Я безуспешно пыталась попросить своих друзей, чтобы они помогли с грамматикой:

– Вот здесь – «используйте глаголы „dire“ и „parler“», какие ставить?

– О боже! Учебники! – хватался за голову Бернар и сбегал.

Я очень трепетно относилась к произношению, старалась говорить, как мои друзья, хотя, с тех пор как я начала изучать язык, при мне по-французски почти не разговаривали. С марта по выходным мы ездили по Измайловскому парку. Марсель разрабатывал свое колено, рассматривая верховую езду как тренажер. Самым трудным было спешиться. Он не спрыгивал, а опускался на руках.

Иногда Марсель исчезал на несколько недель в «командировки», а когда приезжал, мы встречались в манеже или в разных компаниях и никогда не оставались наедине. Марсель знал, как вести себя с КГБ, чтобы меня не подставить. Наедине он оставался с другой девушкой, студенткой Института иностранных языков, но об этом я узнала лишь много лет спустя. Мне он никогда не привозил вещи из-за границы, а когда я, смущаясь, попросила привезти что-нибудь из одежды, он заявил:

– Ты сама украшение, я не хочу, чтобы другие это замечали. Я эгоист, я знаю, что ты такое, но никому тебя не отдам.

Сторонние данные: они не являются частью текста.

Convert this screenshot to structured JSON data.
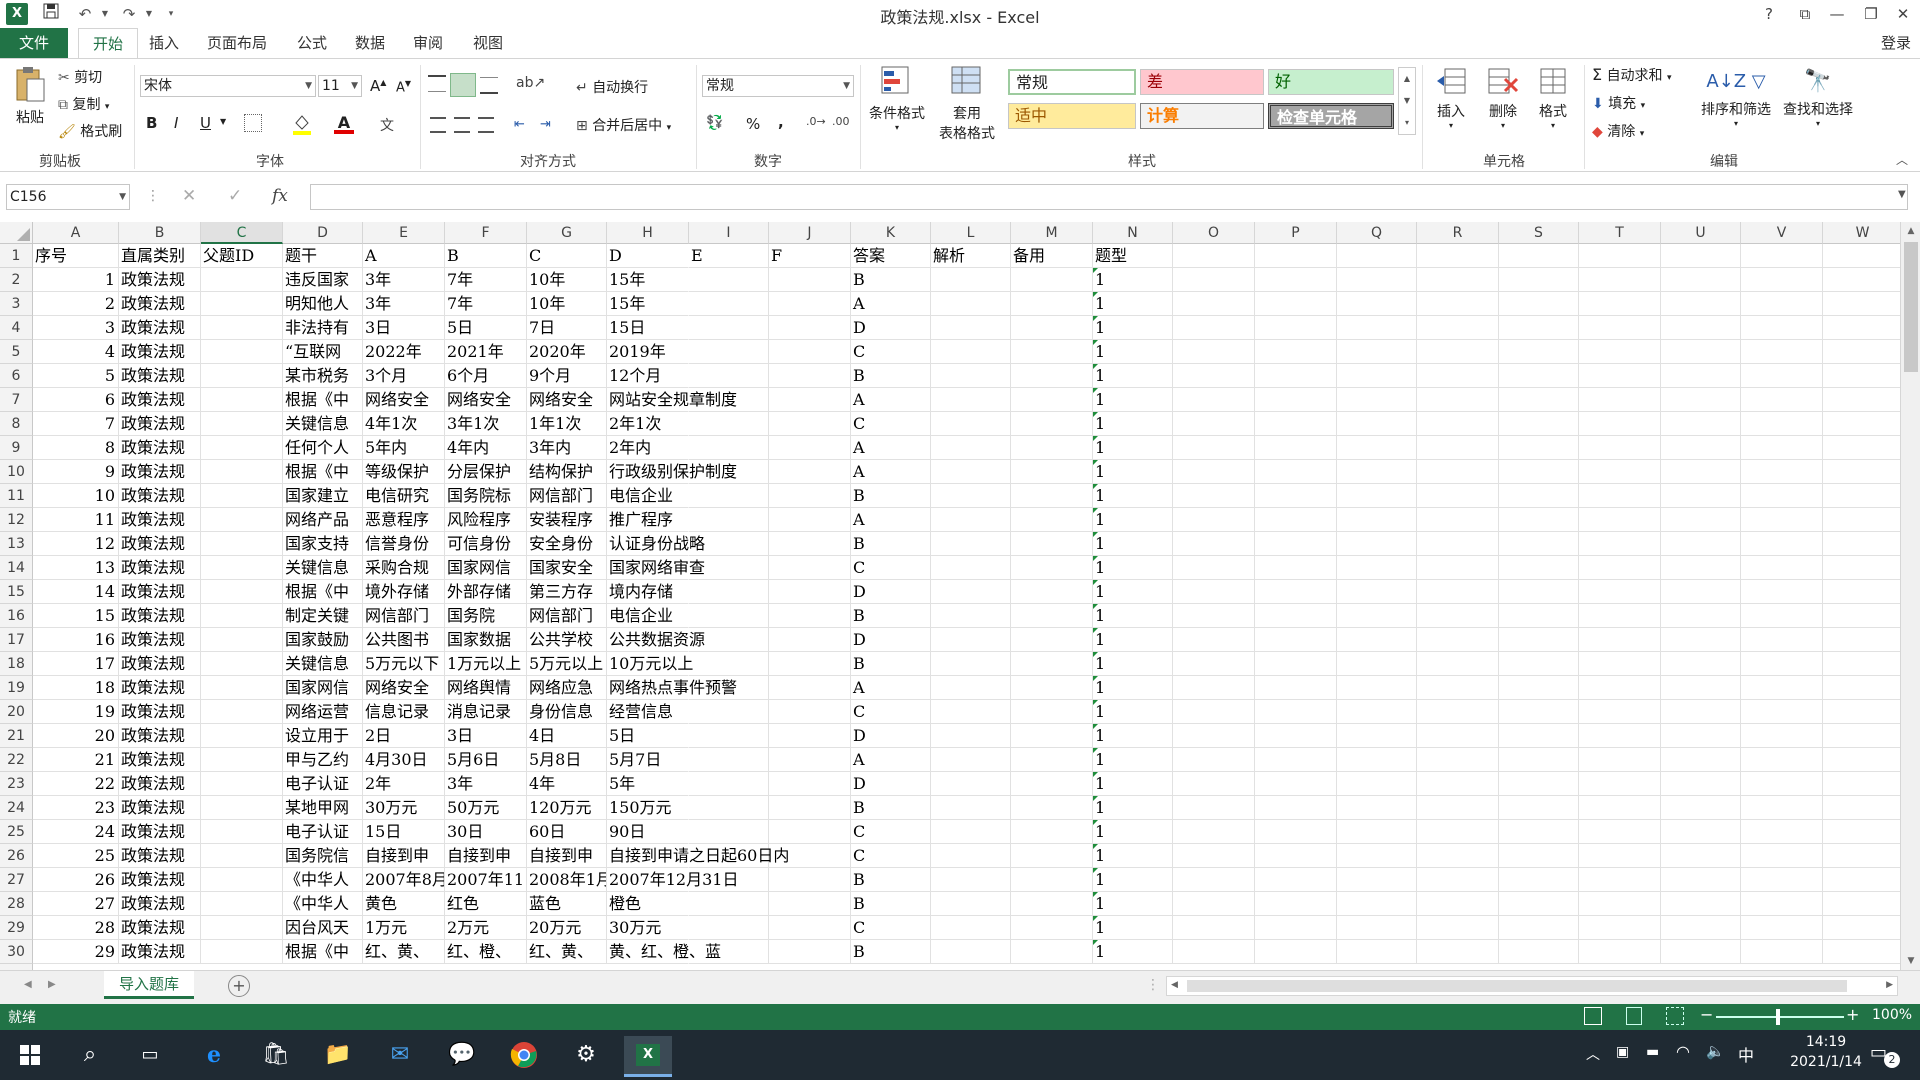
{
  "window": {
    "title": "政策法规.xlsx - Excel",
    "help": "?",
    "login": "登录"
  },
  "tabs": [
    "文件",
    "开始",
    "插入",
    "页面布局",
    "公式",
    "数据",
    "审阅",
    "视图"
  ],
  "ribbon": {
    "clipboard": {
      "paste": "粘贴",
      "cut": "剪切",
      "copy": "复制",
      "format_painter": "格式刷",
      "label": "剪贴板"
    },
    "font": {
      "name": "宋体",
      "size": "11",
      "label": "字体",
      "bold": "B",
      "italic": "I",
      "underline": "U",
      "grow": "A",
      "shrink": "A"
    },
    "align": {
      "wrap": "自动换行",
      "merge": "合并后居中",
      "label": "对齐方式"
    },
    "number": {
      "format": "常规",
      "percent": "%",
      "comma": ",",
      "label": "数字"
    },
    "styles": {
      "cond": "条件格式",
      "table": "套用",
      "table2": "表格格式",
      "label": "样式",
      "boxes": [
        {
          "t": "常规"
        },
        {
          "t": "差"
        },
        {
          "t": "好"
        },
        {
          "t": "适中"
        },
        {
          "t": "计算"
        },
        {
          "t": "检查单元格"
        }
      ]
    },
    "cells": {
      "insert": "插入",
      "delete": "删除",
      "format": "格式",
      "label": "单元格"
    },
    "editing": {
      "autosum": "自动求和",
      "fill": "填充",
      "clear": "清除",
      "sort": "排序和筛选",
      "find": "查找和选择",
      "label": "编辑"
    }
  },
  "formula": {
    "namebox": "C156",
    "fx": "fx",
    "x": "✕",
    "check": "✓",
    "value": ""
  },
  "columns": [
    "A",
    "B",
    "C",
    "D",
    "E",
    "F",
    "G",
    "H",
    "I",
    "J",
    "K",
    "L",
    "M",
    "N",
    "O",
    "P",
    "Q",
    "R",
    "S",
    "T",
    "U",
    "V",
    "W"
  ],
  "selected_column": "C",
  "rows": [
    {
      "n": "1",
      "a": "序号",
      "b": "直属类别",
      "c": "父题ID",
      "d": "题干",
      "e": "A",
      "f": "B",
      "g": "C",
      "h": "D",
      "i": "E",
      "j": "F",
      "k": "答案",
      "l": "解析",
      "m": "备用",
      "nn": "题型"
    },
    {
      "n": "2",
      "a": "1",
      "b": "政策法规",
      "d": "违反国家",
      "e": "3年",
      "f": "7年",
      "g": "10年",
      "h": "15年",
      "k": "B",
      "nn": "1"
    },
    {
      "n": "3",
      "a": "2",
      "b": "政策法规",
      "d": "明知他人",
      "e": "3年",
      "f": "7年",
      "g": "10年",
      "h": "15年",
      "k": "A",
      "nn": "1"
    },
    {
      "n": "4",
      "a": "3",
      "b": "政策法规",
      "d": "非法持有",
      "e": "3日",
      "f": "5日",
      "g": "7日",
      "h": "15日",
      "k": "D",
      "nn": "1"
    },
    {
      "n": "5",
      "a": "4",
      "b": "政策法规",
      "d": "“互联网",
      "e": "2022年",
      "f": "2021年",
      "g": "2020年",
      "h": "2019年",
      "k": "C",
      "nn": "1"
    },
    {
      "n": "6",
      "a": "5",
      "b": "政策法规",
      "d": "某市税务",
      "e": "3个月",
      "f": "6个月",
      "g": "9个月",
      "h": "12个月",
      "k": "B",
      "nn": "1"
    },
    {
      "n": "7",
      "a": "6",
      "b": "政策法规",
      "d": "根据《中",
      "e": "网络安全",
      "f": "网络安全",
      "g": "网络安全",
      "h": "网站安全规章制度",
      "k": "A",
      "nn": "1"
    },
    {
      "n": "8",
      "a": "7",
      "b": "政策法规",
      "d": "关键信息",
      "e": "4年1次",
      "f": "3年1次",
      "g": "1年1次",
      "h": "2年1次",
      "k": "C",
      "nn": "1"
    },
    {
      "n": "9",
      "a": "8",
      "b": "政策法规",
      "d": "任何个人",
      "e": "5年内",
      "f": "4年内",
      "g": "3年内",
      "h": "2年内",
      "k": "A",
      "nn": "1"
    },
    {
      "n": "10",
      "a": "9",
      "b": "政策法规",
      "d": "根据《中",
      "e": "等级保护",
      "f": "分层保护",
      "g": "结构保护",
      "h": "行政级别保护制度",
      "k": "A",
      "nn": "1"
    },
    {
      "n": "11",
      "a": "10",
      "b": "政策法规",
      "d": "国家建立",
      "e": "电信研究",
      "f": "国务院标",
      "g": "网信部门",
      "h": "电信企业",
      "k": "B",
      "nn": "1"
    },
    {
      "n": "12",
      "a": "11",
      "b": "政策法规",
      "d": "网络产品",
      "e": "恶意程序",
      "f": "风险程序",
      "g": "安装程序",
      "h": "推广程序",
      "k": "A",
      "nn": "1"
    },
    {
      "n": "13",
      "a": "12",
      "b": "政策法规",
      "d": "国家支持",
      "e": "信誉身份",
      "f": "可信身份",
      "g": "安全身份",
      "h": "认证身份战略",
      "k": "B",
      "nn": "1"
    },
    {
      "n": "14",
      "a": "13",
      "b": "政策法规",
      "d": "关键信息",
      "e": "采购合规",
      "f": "国家网信",
      "g": "国家安全",
      "h": "国家网络审查",
      "k": "C",
      "nn": "1"
    },
    {
      "n": "15",
      "a": "14",
      "b": "政策法规",
      "d": "根据《中",
      "e": "境外存储",
      "f": "外部存储",
      "g": "第三方存",
      "h": "境内存储",
      "k": "D",
      "nn": "1"
    },
    {
      "n": "16",
      "a": "15",
      "b": "政策法规",
      "d": "制定关键",
      "e": "网信部门",
      "f": "国务院",
      "g": "网信部门",
      "h": "电信企业",
      "k": "B",
      "nn": "1"
    },
    {
      "n": "17",
      "a": "16",
      "b": "政策法规",
      "d": "国家鼓励",
      "e": "公共图书",
      "f": "国家数据",
      "g": "公共学校",
      "h": "公共数据资源",
      "k": "D",
      "nn": "1"
    },
    {
      "n": "18",
      "a": "17",
      "b": "政策法规",
      "d": "关键信息",
      "e": "5万元以下",
      "f": "1万元以上",
      "g": "5万元以上",
      "h": "10万元以上",
      "k": "B",
      "nn": "1"
    },
    {
      "n": "19",
      "a": "18",
      "b": "政策法规",
      "d": "国家网信",
      "e": "网络安全",
      "f": "网络舆情",
      "g": "网络应急",
      "h": "网络热点事件预警",
      "k": "A",
      "nn": "1"
    },
    {
      "n": "20",
      "a": "19",
      "b": "政策法规",
      "d": "网络运营",
      "e": "信息记录",
      "f": "消息记录",
      "g": "身份信息",
      "h": "经营信息",
      "k": "C",
      "nn": "1"
    },
    {
      "n": "21",
      "a": "20",
      "b": "政策法规",
      "d": "设立用于",
      "e": "2日",
      "f": "3日",
      "g": "4日",
      "h": "5日",
      "k": "D",
      "nn": "1"
    },
    {
      "n": "22",
      "a": "21",
      "b": "政策法规",
      "d": "甲与乙约",
      "e": "4月30日",
      "f": "5月6日",
      "g": "5月8日",
      "h": "5月7日",
      "k": "A",
      "nn": "1"
    },
    {
      "n": "23",
      "a": "22",
      "b": "政策法规",
      "d": "电子认证",
      "e": "2年",
      "f": "3年",
      "g": "4年",
      "h": "5年",
      "k": "D",
      "nn": "1"
    },
    {
      "n": "24",
      "a": "23",
      "b": "政策法规",
      "d": "某地甲网",
      "e": "30万元",
      "f": "50万元",
      "g": "120万元",
      "h": "150万元",
      "k": "B",
      "nn": "1"
    },
    {
      "n": "25",
      "a": "24",
      "b": "政策法规",
      "d": "电子认证",
      "e": "15日",
      "f": "30日",
      "g": "60日",
      "h": "90日",
      "k": "C",
      "nn": "1"
    },
    {
      "n": "26",
      "a": "25",
      "b": "政策法规",
      "d": "国务院信",
      "e": "自接到申",
      "f": "自接到申",
      "g": "自接到申",
      "h": "自接到申请之日起60日内",
      "k": "C",
      "nn": "1"
    },
    {
      "n": "27",
      "a": "26",
      "b": "政策法规",
      "d": "《中华人",
      "e": "2007年8月",
      "f": "2007年11",
      "g": "2008年1月",
      "h": "2007年12月31日",
      "k": "B",
      "nn": "1"
    },
    {
      "n": "28",
      "a": "27",
      "b": "政策法规",
      "d": "《中华人",
      "e": "黄色",
      "f": "红色",
      "g": "蓝色",
      "h": "橙色",
      "k": "B",
      "nn": "1"
    },
    {
      "n": "29",
      "a": "28",
      "b": "政策法规",
      "d": "因台风天",
      "e": "1万元",
      "f": "2万元",
      "g": "20万元",
      "h": "30万元",
      "k": "C",
      "nn": "1"
    },
    {
      "n": "30",
      "a": "29",
      "b": "政策法规",
      "d": "根据《中",
      "e": "红、黄、",
      "f": "红、橙、",
      "g": "红、黄、",
      "h": "黄、红、橙、蓝",
      "k": "B",
      "nn": "1"
    }
  ],
  "sheets": {
    "active": "导入题库",
    "add": "+"
  },
  "status": {
    "ready": "就绪",
    "zoom": "100%",
    "minus": "−",
    "plus": "+"
  },
  "taskbar": {
    "time": "14:19",
    "date": "2021/1/14",
    "ime": "中",
    "badge": "2"
  }
}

Вещи, украшения, деньги, а также некоторые сведения, интересующие КГБ, предназначались для студентки иняза.

Советско-французский альянс

Честно говоря, я и не подозревала, что бывают и другие отношения, кроме дружбы. Я наслаждалась общением с умными людьми, которые никогда не кичились своим образованием, наоборот, внимательно слушали мои рассуждения о реализме в живописи.

– А что такое социалистический реализм?

– Это изображение социалистического строя, прекрасного советского человека!